En parallèle de l’excentricité, et rarement en même temps, il y a la question de la mort. La Russie (et surtout Moscou) se transforme, de manière suggestive par la parole, comme l’enfer. Puis, le Mexique (et surtout Guanajuato) se présente comme le paradis. Mais c’est un lieu qui engloutit complètement Eisenstein. Au point de ne jamais pouvoir le relâcher. Et ce nouveau territoire, auquel le protagoniste se livre complètement, est l’endroit où il va se dévoiler. Le personnage confirme (dans le sens où il les transformera en actes) ses désirs progressivement. Ceci l’entrainera à l’excentricité, mais surtout vers l’irresponsabilité. Avec les longs mouvements de caméra, souvent paraissant interminables, et toutes les couleurs accentuées : Eisenstein est au bord de la mort. Ce sont des instants endiablés, où il parait être acheminé dans un tourbillon de plaisir (qui serait l’équivalent du péché, de la mort).
Avec tous ces mouvements de caméra et ces jeux de couleurs, Peter Greenaway réfléchit à l’agencement des espaces. Comme, par exemple, la façon dont il doit se faire succéder des plans de danse et un plan de coup de fil intime. C’est là que l’esthétique va surtout se prononcer dans le montage (c’est notamment le point fort de la virtuosité du cinéaste). Avec son découpage à la fois dynamique (excentricité, mort) et intimiste (plans fixes serrés), le réalisateur britannique peut composer une esthétique unique. Celle d’un paradis perdu, où Guanajuato devient un territoire graphique avec de nombreuses possibilités. Tel un dîner en hauteur, qui devient l’emplacement d’un récit fantasmagorique, car la caméra tourne continuellement et profite des quelques couleurs rayonnant dans la ville. C’est en agençant plusieurs plans aux couleurs proches (voire similaires, quelques fois), que le film arrive à livrer une esthétique mêlant ce paradis perdu et son protagoniste à la personnalité débordante.

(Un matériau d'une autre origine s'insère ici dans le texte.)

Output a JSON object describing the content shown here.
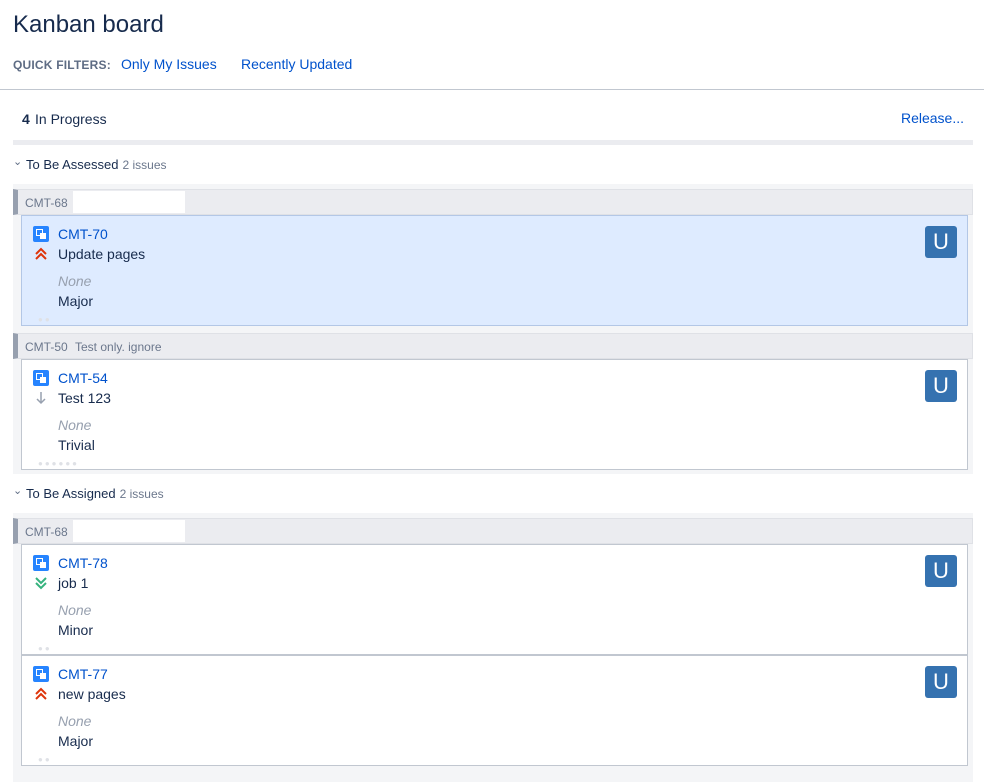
{
  "board": {
    "title": "Kanban board"
  },
  "quick_filters": {
    "label": "QUICK FILTERS:",
    "items": [
      "Only My Issues",
      "Recently Updated"
    ]
  },
  "column": {
    "count": "4",
    "name": "In Progress",
    "release_label": "Release..."
  },
  "swimlanes": [
    {
      "name": "To Be Assessed",
      "count_label": "2 issues",
      "groups": [
        {
          "parent_key": "CMT-68",
          "parent_summary": "",
          "cards": [
            {
              "key": "CMT-70",
              "summary": "Update pages",
              "field_empty": "None",
              "severity": "Major",
              "priority": "highest",
              "avatar": "U",
              "selected": true
            }
          ]
        },
        {
          "parent_key": "CMT-50",
          "parent_summary": "Test only. ignore",
          "cards": [
            {
              "key": "CMT-54",
              "summary": "Test 123",
              "field_empty": "None",
              "severity": "Trivial",
              "priority": "low",
              "avatar": "U",
              "selected": false
            }
          ]
        }
      ]
    },
    {
      "name": "To Be Assigned",
      "count_label": "2 issues",
      "groups": [
        {
          "parent_key": "CMT-68",
          "parent_summary": "",
          "cards": [
            {
              "key": "CMT-78",
              "summary": "job 1",
              "field_empty": "None",
              "severity": "Minor",
              "priority": "lowest",
              "avatar": "U",
              "selected": false
            },
            {
              "key": "CMT-77",
              "summary": "new pages",
              "field_empty": "None",
              "severity": "Major",
              "priority": "highest",
              "avatar": "U",
              "selected": false
            }
          ]
        }
      ]
    }
  ],
  "colors": {
    "link": "#0052cc",
    "selected_card": "#deebff",
    "avatar": "#3572b0",
    "priority_high": "#de350b",
    "priority_lowest": "#36b37e",
    "priority_low": "#97a0af"
  },
  "icons": {
    "issue_type": "subtask-icon",
    "lane_toggle": "chevron-down-icon"
  }
}
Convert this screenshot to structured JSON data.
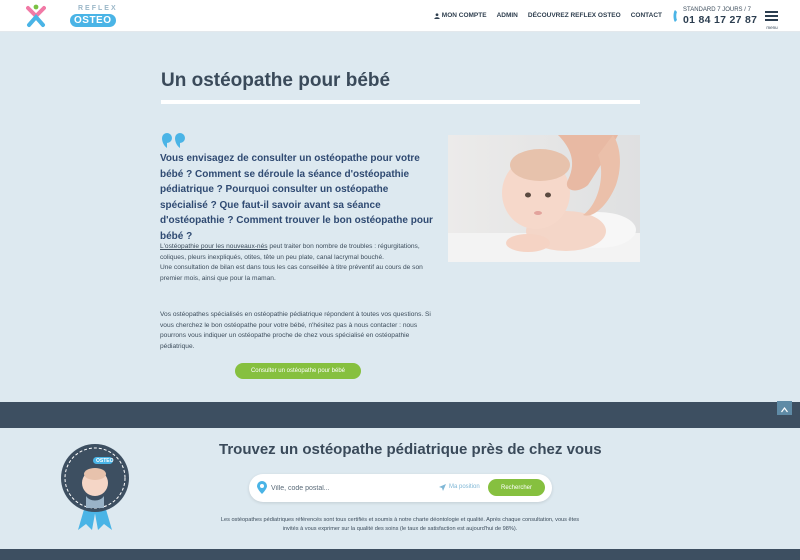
{
  "header": {
    "logo_small": "REFLEX",
    "logo_big": "OSTEO",
    "nav": [
      {
        "label": "MON COMPTE",
        "icon": "user-icon"
      },
      {
        "label": "ADMIN"
      },
      {
        "label": "DÉCOUVREZ REFLEX OSTEO"
      },
      {
        "label": "CONTACT"
      }
    ],
    "phone_sub": "STANDARD 7 JOURS / 7",
    "phone_number": "01 84 17 27 87",
    "menu_label": "menu"
  },
  "main": {
    "title": "Un ostéopathe pour bébé",
    "lead": "Vous envisagez de consulter un ostéopathe pour votre bébé ? Comment se déroule la séance d'ostéopathie pédiatrique ? Pourquoi consulter un ostéopathe spécialisé ? Que faut-il savoir avant sa séance d'ostéopathie ? Comment trouver le bon ostéopathe pour bébé ?",
    "link_text": "L'ostéopathie pour les nouveaux-nés",
    "para1_rest": " peut traiter bon nombre de troubles : régurgitations, coliques, pleurs inexpliqués, otites, tête un peu plate, canal lacrymal bouché.",
    "para1_line2": "Une consultation de bilan est dans tous les cas conseillée à titre préventif au cours de son premier mois, ainsi que pour la maman.",
    "para2": "Vos ostéopathes spécialisés en ostéopathie pédiatrique répondent à toutes vos questions. Si vous cherchez le bon ostéopathe pour votre bébé, n'hésitez pas à nous contacter : nous pourrons vous indiquer un ostéopathe proche de chez vous spécialisé en ostéopathie pédiatrique.",
    "cta_label": "Consulter un ostéopathe pour bébé"
  },
  "finder": {
    "title": "Trouvez un ostéopathe pédiatrique près de chez vous",
    "badge_text": "OSTEO",
    "search_placeholder": "Ville, code postal...",
    "my_position": "Ma position",
    "search_button": "Rechercher",
    "disclaimer": "Les ostéopathes pédiatriques référencés sont tous certifiés et soumis à notre charte déontologie et qualité. Après chaque consultation, vous êtes invités à vous exprimer sur la qualité des soins (le taux de satisfaction est aujourd'hui de 98%)."
  },
  "colors": {
    "accent_green": "#86c03f",
    "accent_blue": "#4ab4e6",
    "band_dark": "#3d4f61",
    "background": "#dde9f0"
  }
}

Et justement, Eisenstein est dans ce film un élément étranger à ce paradis perdu. Il fallait pourtant l’intégrer le plus possible dans ce décor excentrique et endiablé. L’incrustation du corps de Elmer Back dans le décor est particulière. Car elle ne s’adapte pas au cadre, au découpage. Mais son corps se concentre sur la mise en scène. Le cadre n’est qu’un ajout à la mise en scène, permettant d’offrir l’esthétique. En parallèle, Eisenstein savoure une liberté dans la scénographie. Ses déplacements sont tels un félin en cage : il cherche sa place tout en étant satisfait de sa posture. Son costume blanc lui permet également une parfaite synchronisation avec le décor, il n’est jamais en marge de celui-ci. Il y a toujours un bon moment, un instant précis, pour lequel il arrive à un endroit précis.
Cette idée de mise en scène est portée par la musique. Mais ce n’est pas la seule fonction de la bande originale. Elle n’est pas un ajout de sensation, pour combler un manque de rythme. Au contraire, elle est en parfaite harmonie avec le montage. L’agencement des plans permet d’offrir une place à la musique. Avec ses musiques parfois pop, parfois rock et une symphonie qui s’impose (je vous laisse découvrir laquelle), le film se livre à une idée de métamorphose. La bande originale sonne comme un argument de vitalité, d’évidence et de substance autonome dans l’idéal de corps en pleine incrustation. Les sons traduisent une sensation, une émotion ou même un emballement du montage.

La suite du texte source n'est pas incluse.